22 En nu zijn alle leiders van het volk verdwenen als door een windvlaag, al uw bondgenoten zijn als slaven weggevoerd. Uiteraard zult u ten slotte uw goddeloosheid inzien en u diep schamen.
23 Nu voelt u zich nog veilig en leeft u comfortabel in een paleis tussen het cederhout van de Libanon, maar over niet al te lange tijd zult u schreeuwen en kreunen van pijn, als een vrouw die een kind ter wereld brengt.

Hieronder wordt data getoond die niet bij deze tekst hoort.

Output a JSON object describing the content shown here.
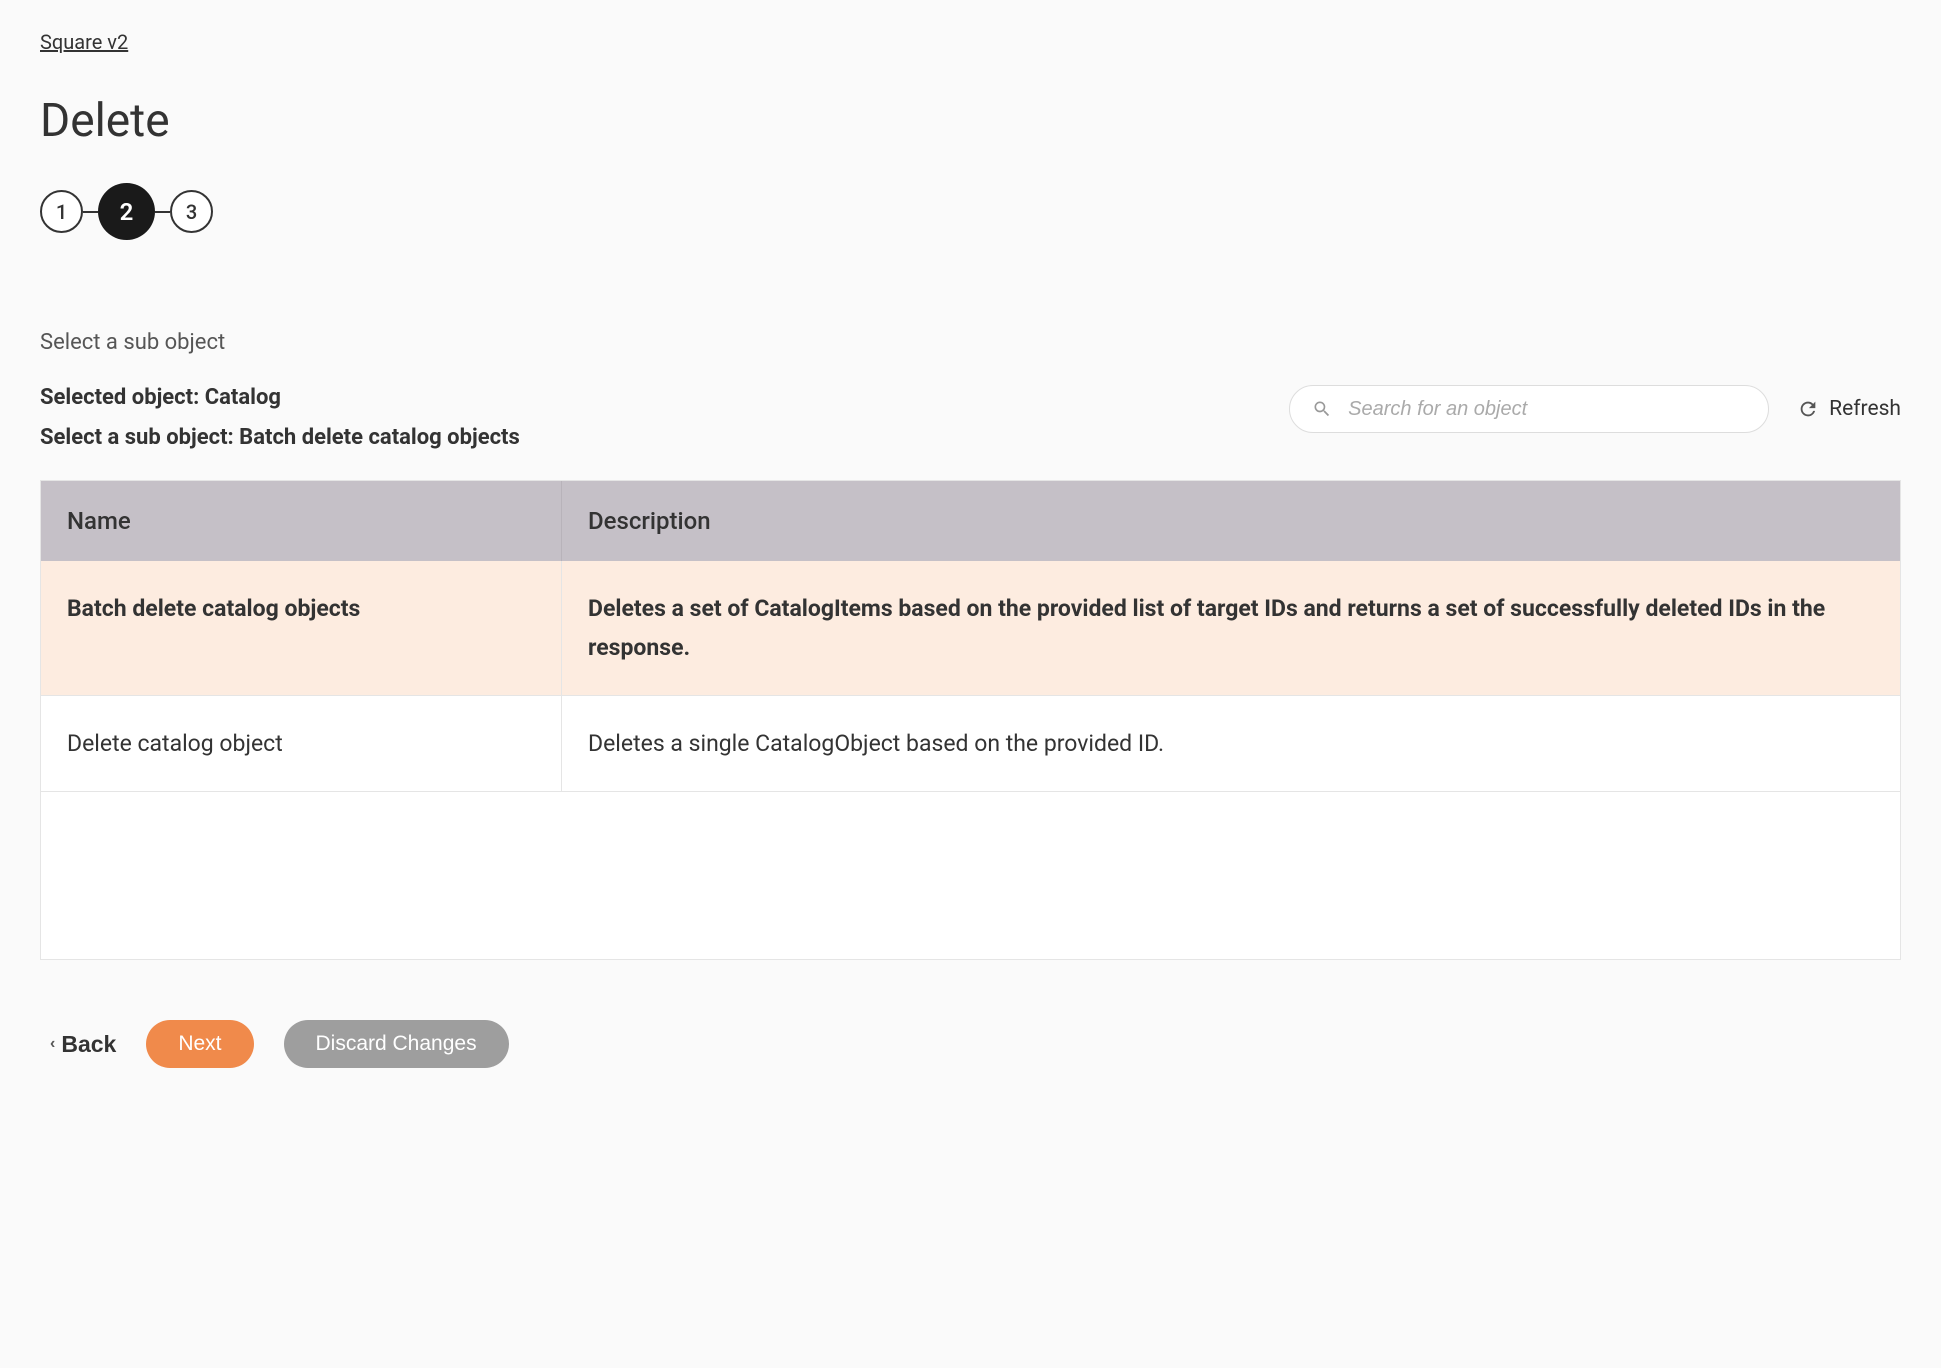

24-25 Zo zeker als Ik leef,” zegt de Here, “Jechonja, zoon van Jojakim, de koning van Juda, zelfs al was u de zegelring aan mijn rechterhand, dan nog zou Ik u afdoen en in handen geven van hen die van plan zijn u te doden en voor wie u zo doodsbang bent: in handen van Nebukadnezar en de Chaldeeën.
26 Ik zal u en uw moeder dit land uitgooien en u zult sterven in een ver land.
27 U zult nooit meer terugkeren naar het land waar u zo naar verlangt.
28 Deze Chonja lijkt op een onbruikbare, beschadigde pot. Hij en zijn kinderen zullen worden verbannen naar verre landen.
29 O aarde, aarde! Luister naar het woord van de Here!”